Solana exchange-traded funds (ETFs) may not debut in the United States until 2026, according to James Seyffart, a Bloomberg Intelligence analyst.
Despite the promise of a more crypto-friendly regulatory environment under the incoming Trump administration, ongoing lawsuits and the Securities and Exchange Commission’s (SEC) cautious review process could prolong approvals, according to Cointelegraph.
Seyffart, speaking with Blockworks, pointed out that the SEC’s Division of Enforcement classifies Solana (SOL) as a security, creating roadblocks for other divisions to assess its viability for an ETF. The agency’s history of taking 240–260 days to review ETF filings further complicates the timeline.
Legal and Regulatory Challenges Persist
Solana is among several cryptocurrencies caught in the crosshairs of the SEC, which has aggressively pursued regulatory actions under President Joe Biden’s administration. The lawsuits against crypto exchanges for listing SOL as an unregistered security have left ETF issuers in a bind, Seyffart explained.
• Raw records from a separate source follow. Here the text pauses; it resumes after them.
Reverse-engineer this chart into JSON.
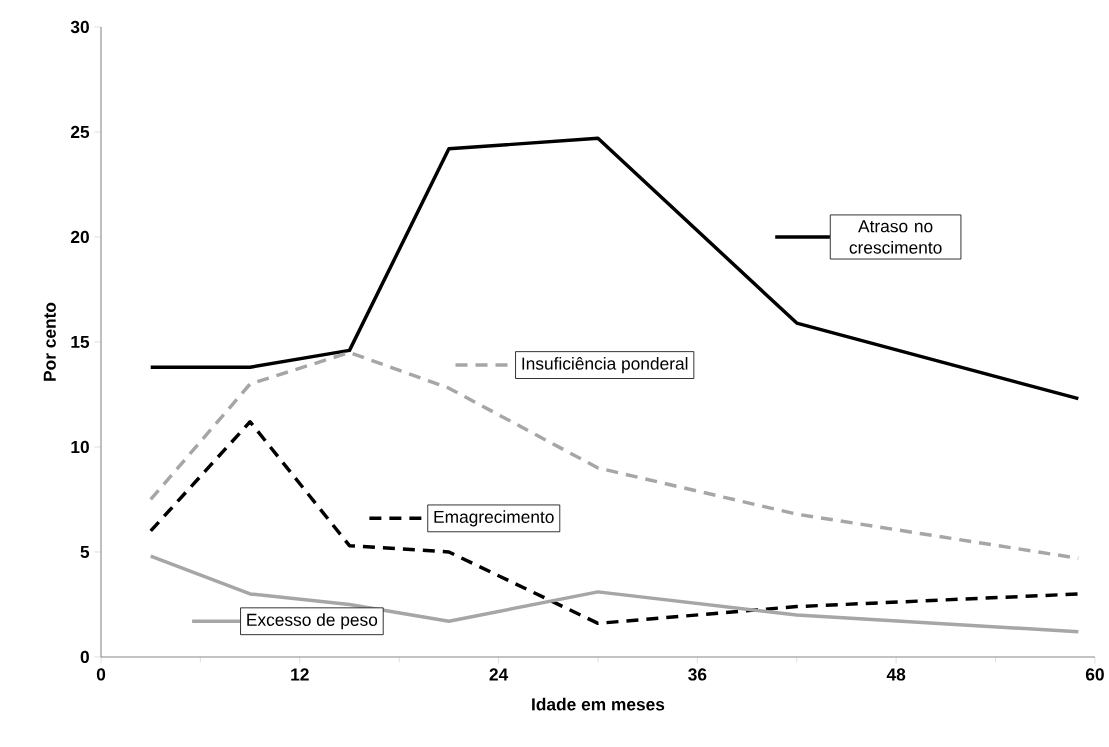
{
  "chart_data": {
    "type": "line",
    "xlabel": "Idade em meses",
    "ylabel": "Por cento",
    "x": [
      3,
      9,
      15,
      21,
      30,
      42,
      59
    ],
    "xlim": [
      0,
      60
    ],
    "xticks": [
      0,
      12,
      24,
      36,
      48,
      60
    ],
    "ylim": [
      0,
      30
    ],
    "yticks": [
      0,
      5,
      10,
      15,
      20,
      25,
      30
    ],
    "grid": false,
    "legend": "center",
    "series": [
      {
        "name": "Atraso no crescimento",
        "color": "#000000",
        "line_style": "solid",
        "values": [
          13.8,
          13.8,
          14.6,
          24.2,
          24.7,
          15.9,
          12.3
        ]
      },
      {
        "name": "Insuficiência ponderal",
        "color": "#a6a6a6",
        "line_style": "dashed",
        "values": [
          7.5,
          13.0,
          14.5,
          12.8,
          9.0,
          6.8,
          4.7
        ]
      },
      {
        "name": "Emagrecimento",
        "color": "#000000",
        "line_style": "dashed",
        "values": [
          6.0,
          11.2,
          5.3,
          5.0,
          1.6,
          2.4,
          3.0
        ]
      },
      {
        "name": "Excesso de peso",
        "color": "#a6a6a6",
        "line_style": "solid",
        "values": [
          4.8,
          3.0,
          2.5,
          1.7,
          3.1,
          2.0,
          1.2
        ]
      }
    ]
  }
}
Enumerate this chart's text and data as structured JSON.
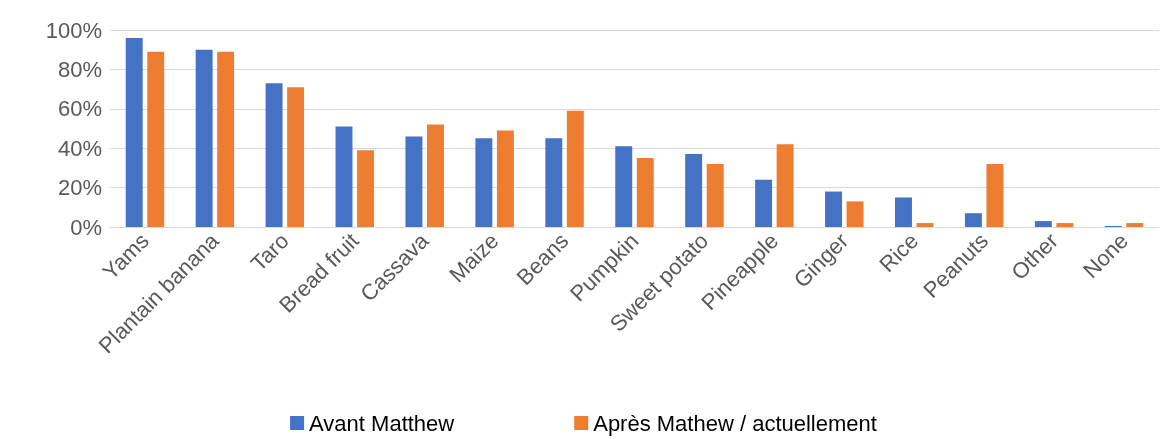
{
  "chart_data": {
    "type": "bar",
    "categories": [
      "Yams",
      "Plantain banana",
      "Taro",
      "Bread fruit",
      "Cassava",
      "Maize",
      "Beans",
      "Pumpkin",
      "Sweet potato",
      "Pineapple",
      "Ginger",
      "Rice",
      "Peanuts",
      "Other",
      "None"
    ],
    "series": [
      {
        "name": "Avant Matthew",
        "color": "#4472c4",
        "values": [
          96,
          90,
          73,
          51,
          46,
          45,
          45,
          41,
          37,
          24,
          18,
          15,
          7,
          3,
          0.5
        ]
      },
      {
        "name": "Après Mathew / actuellement",
        "color": "#ed7d31",
        "values": [
          89,
          89,
          71,
          39,
          52,
          49,
          59,
          35,
          32,
          42,
          13,
          2,
          32,
          2,
          2
        ]
      }
    ],
    "ylim": [
      0,
      100
    ],
    "yticks": [
      {
        "value": 0,
        "label": "0%"
      },
      {
        "value": 20,
        "label": "20%"
      },
      {
        "value": 40,
        "label": "40%"
      },
      {
        "value": 60,
        "label": "60%"
      },
      {
        "value": 80,
        "label": "80%"
      },
      {
        "value": 100,
        "label": "100%"
      }
    ],
    "grid": "y",
    "legend": "bottom"
  }
}
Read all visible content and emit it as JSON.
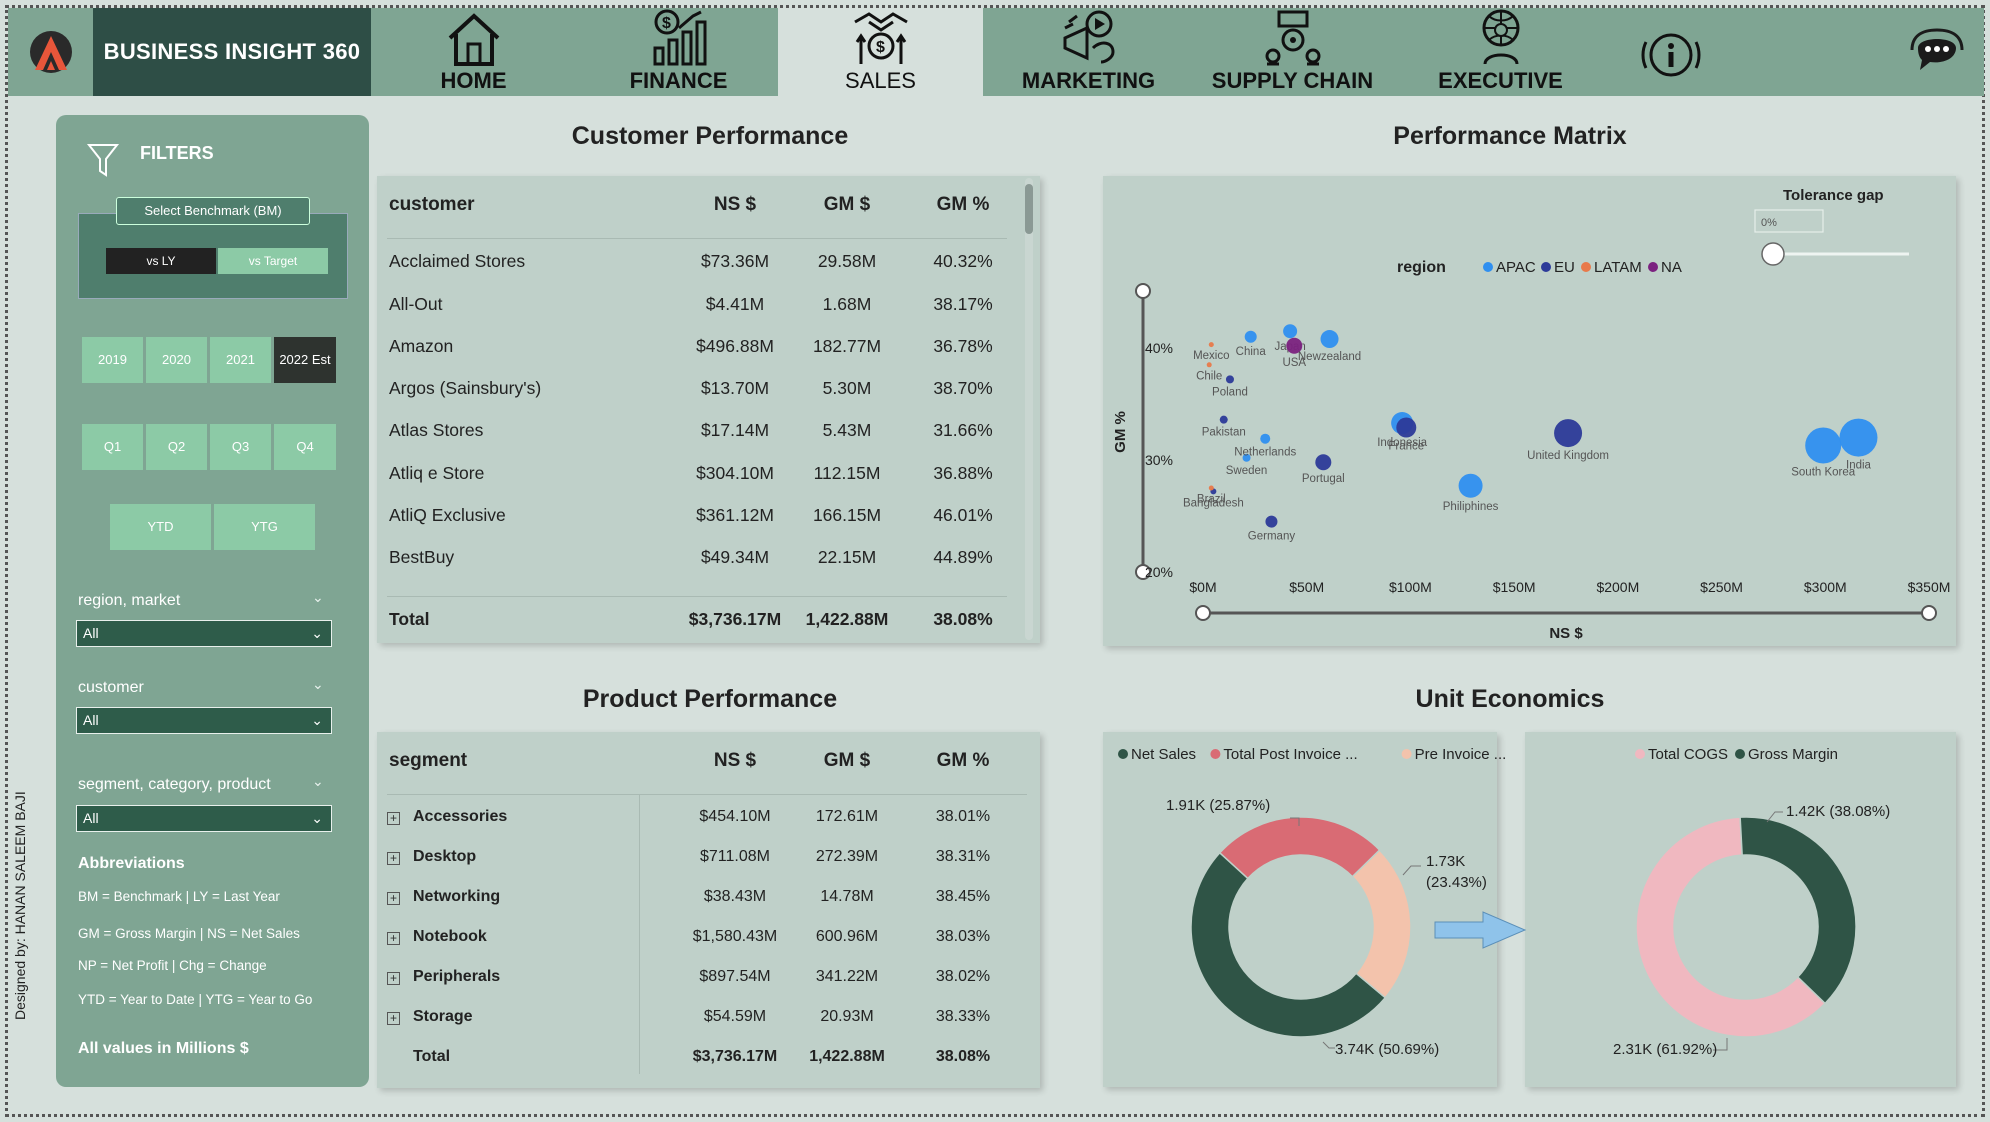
{
  "brand": "BUSINESS INSIGHT 360",
  "nav": {
    "tabs": [
      {
        "label": "HOME",
        "icon": "home-icon"
      },
      {
        "label": "FINANCE",
        "icon": "finance-icon"
      },
      {
        "label": "SALES",
        "icon": "sales-icon",
        "active": true
      },
      {
        "label": "MARKETING",
        "icon": "marketing-icon"
      },
      {
        "label": "SUPPLY CHAIN",
        "icon": "supply-chain-icon"
      },
      {
        "label": "EXECUTIVE",
        "icon": "executive-icon"
      }
    ]
  },
  "sidebar": {
    "title": "FILTERS",
    "benchmark_label": "Select Benchmark (BM)",
    "benchmark_options": [
      "vs LY",
      "vs Target"
    ],
    "benchmark_selected": "vs Target",
    "years": [
      "2019",
      "2020",
      "2021",
      "2022 Est"
    ],
    "year_selected": "2022 Est",
    "quarters": [
      "Q1",
      "Q2",
      "Q3",
      "Q4"
    ],
    "periods": [
      "YTD",
      "YTG"
    ],
    "filters": [
      {
        "label": "region, market",
        "value": "All"
      },
      {
        "label": "customer",
        "value": "All"
      },
      {
        "label": "segment, category, product",
        "value": "All"
      }
    ],
    "abbreviations_title": "Abbreviations",
    "abbreviations": [
      "BM = Benchmark | LY = Last Year",
      "GM = Gross Margin | NS = Net Sales",
      "NP = Net Profit | Chg = Change",
      "YTD = Year to Date | YTG = Year to Go"
    ],
    "footer": "All values in Millions $",
    "designed_by": "Designed by: HANAN SALEEM BAJI"
  },
  "customer_performance": {
    "title": "Customer Performance",
    "columns": [
      "customer",
      "NS $",
      "GM $",
      "GM %"
    ],
    "rows": [
      [
        "Acclaimed Stores",
        "$73.36M",
        "29.58M",
        "40.32%"
      ],
      [
        "All-Out",
        "$4.41M",
        "1.68M",
        "38.17%"
      ],
      [
        "Amazon",
        "$496.88M",
        "182.77M",
        "36.78%"
      ],
      [
        "Argos (Sainsbury's)",
        "$13.70M",
        "5.30M",
        "38.70%"
      ],
      [
        "Atlas Stores",
        "$17.14M",
        "5.43M",
        "31.66%"
      ],
      [
        "Atliq e Store",
        "$304.10M",
        "112.15M",
        "36.88%"
      ],
      [
        "AtliQ Exclusive",
        "$361.12M",
        "166.15M",
        "46.01%"
      ],
      [
        "BestBuy",
        "$49.34M",
        "22.15M",
        "44.89%"
      ]
    ],
    "total": [
      "Total",
      "$3,736.17M",
      "1,422.88M",
      "38.08%"
    ]
  },
  "product_performance": {
    "title": "Product Performance",
    "columns": [
      "segment",
      "NS $",
      "GM $",
      "GM %"
    ],
    "rows": [
      [
        "Accessories",
        "$454.10M",
        "172.61M",
        "38.01%"
      ],
      [
        "Desktop",
        "$711.08M",
        "272.39M",
        "38.31%"
      ],
      [
        "Networking",
        "$38.43M",
        "14.78M",
        "38.45%"
      ],
      [
        "Notebook",
        "$1,580.43M",
        "600.96M",
        "38.03%"
      ],
      [
        "Peripherals",
        "$897.54M",
        "341.22M",
        "38.02%"
      ],
      [
        "Storage",
        "$54.59M",
        "20.93M",
        "38.33%"
      ]
    ],
    "total": [
      "Total",
      "$3,736.17M",
      "1,422.88M",
      "38.08%"
    ]
  },
  "performance_matrix_title": "Performance Matrix",
  "unit_economics_title": "Unit Economics",
  "chart_data": [
    {
      "type": "scatter",
      "title": "Performance Matrix",
      "xlabel": "NS $",
      "ylabel": "GM %",
      "xlim": [
        0,
        350
      ],
      "ylim": [
        20,
        45
      ],
      "x_ticks": [
        "$0M",
        "$50M",
        "$100M",
        "$150M",
        "$200M",
        "$250M",
        "$300M",
        "$350M"
      ],
      "y_ticks": [
        "20%",
        "30%",
        "40%"
      ],
      "legend_title": "region",
      "legend": [
        {
          "name": "APAC",
          "color": "#2f8ff0"
        },
        {
          "name": "EU",
          "color": "#2c3a99"
        },
        {
          "name": "LATAM",
          "color": "#e8794a"
        },
        {
          "name": "NA",
          "color": "#7b2280"
        }
      ],
      "slider_label": "Tolerance gap",
      "slider_value": "0%",
      "points": [
        {
          "label": "Japan",
          "x": 42,
          "y": 41.5,
          "region": "APAC",
          "size": 7
        },
        {
          "label": "USA",
          "x": 44,
          "y": 40.2,
          "region": "NA",
          "size": 8
        },
        {
          "label": "Newzealand",
          "x": 61,
          "y": 40.8,
          "region": "APAC",
          "size": 9
        },
        {
          "label": "Mexico",
          "x": 4,
          "y": 40.3,
          "region": "LATAM",
          "size": 2.5
        },
        {
          "label": "China",
          "x": 23,
          "y": 41.0,
          "region": "APAC",
          "size": 6
        },
        {
          "label": "Chile",
          "x": 3,
          "y": 38.5,
          "region": "LATAM",
          "size": 2.5
        },
        {
          "label": "Poland",
          "x": 13,
          "y": 37.2,
          "region": "EU",
          "size": 4
        },
        {
          "label": "Pakistan",
          "x": 10,
          "y": 33.6,
          "region": "EU",
          "size": 4
        },
        {
          "label": "Sweden",
          "x": 21,
          "y": 30.2,
          "region": "APAC",
          "size": 4
        },
        {
          "label": "Netherlands",
          "x": 30,
          "y": 31.9,
          "region": "APAC",
          "size": 5
        },
        {
          "label": "Portugal",
          "x": 58,
          "y": 29.8,
          "region": "EU",
          "size": 8
        },
        {
          "label": "Bangladesh",
          "x": 5,
          "y": 27.2,
          "region": "EU",
          "size": 3
        },
        {
          "label": "Brazil",
          "x": 4,
          "y": 27.5,
          "region": "LATAM",
          "size": 2.5
        },
        {
          "label": "Germany",
          "x": 33,
          "y": 24.5,
          "region": "EU",
          "size": 6
        },
        {
          "label": "Indonesia",
          "x": 96,
          "y": 33.3,
          "region": "APAC",
          "size": 11
        },
        {
          "label": "France",
          "x": 98,
          "y": 32.9,
          "region": "EU",
          "size": 10
        },
        {
          "label": "United Kingdom",
          "x": 176,
          "y": 32.4,
          "region": "EU",
          "size": 14
        },
        {
          "label": "Philiphines",
          "x": 129,
          "y": 27.7,
          "region": "APAC",
          "size": 12
        },
        {
          "label": "South Korea",
          "x": 299,
          "y": 31.3,
          "region": "APAC",
          "size": 18
        },
        {
          "label": "India",
          "x": 316,
          "y": 32.0,
          "region": "APAC",
          "size": 19
        }
      ]
    },
    {
      "type": "pie",
      "title": "",
      "legend_items": [
        "Net Sales",
        "Total Post Invoice ...",
        "Pre Invoice ..."
      ],
      "slices": [
        {
          "name": "Net Sales",
          "value": 3.74,
          "label": "3.74K (50.69%)",
          "color": "#2f5446"
        },
        {
          "name": "Total Post Invoice Deductions",
          "value": 1.91,
          "label": "1.91K (25.87%)",
          "color": "#d96b74"
        },
        {
          "name": "Pre Invoice Deductions",
          "value": 1.73,
          "label": "1.73K (23.43%)",
          "color": "#f3c3ac"
        }
      ]
    },
    {
      "type": "pie",
      "title": "",
      "legend_items": [
        "Total COGS",
        "Gross Margin"
      ],
      "slices": [
        {
          "name": "Total COGS",
          "value": 2.31,
          "label": "2.31K (61.92%)",
          "color": "#f0b8c0"
        },
        {
          "name": "Gross Margin",
          "value": 1.42,
          "label": "1.42K (38.08%)",
          "color": "#2f5446"
        }
      ]
    }
  ]
}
Although President-elect Donald Trump has pledged to make the U.S. the “world’s crypto capital” and plans to appoint industry-friendly regulators, Seyffart believes the procedural and legal barriers could stretch the timeline into 2026.
In 2024, the SEC approved spot Bitcoin and Ether ETFs but left altcoin ETFs, including those for Solana, in regulatory limbo. Filings for SOL ETFs, along with applications for index funds holding diverse cryptocurrencies, have yet to be acknowledged by the agency.
Not all experts agree with Seyffart’s assessment. Matthew Sigel, VanEck’s head of digital asset research, expressed confidence in November that a SOL ETF could be approved before the end of 2025. However, the path forward remains uncertain as the SEC’s stance on Solana continues to evolve.
JPMorgan Managing Director Nikolaos Panigirtzoglou has been skeptical about short-term ETF approvals for Solana, XRP, and other cryptocurrencies. However, a leadership change at the SEC under Trump could pave the way, with Solana and XRP-based ETFs potentially attracting $14 billion in their first year.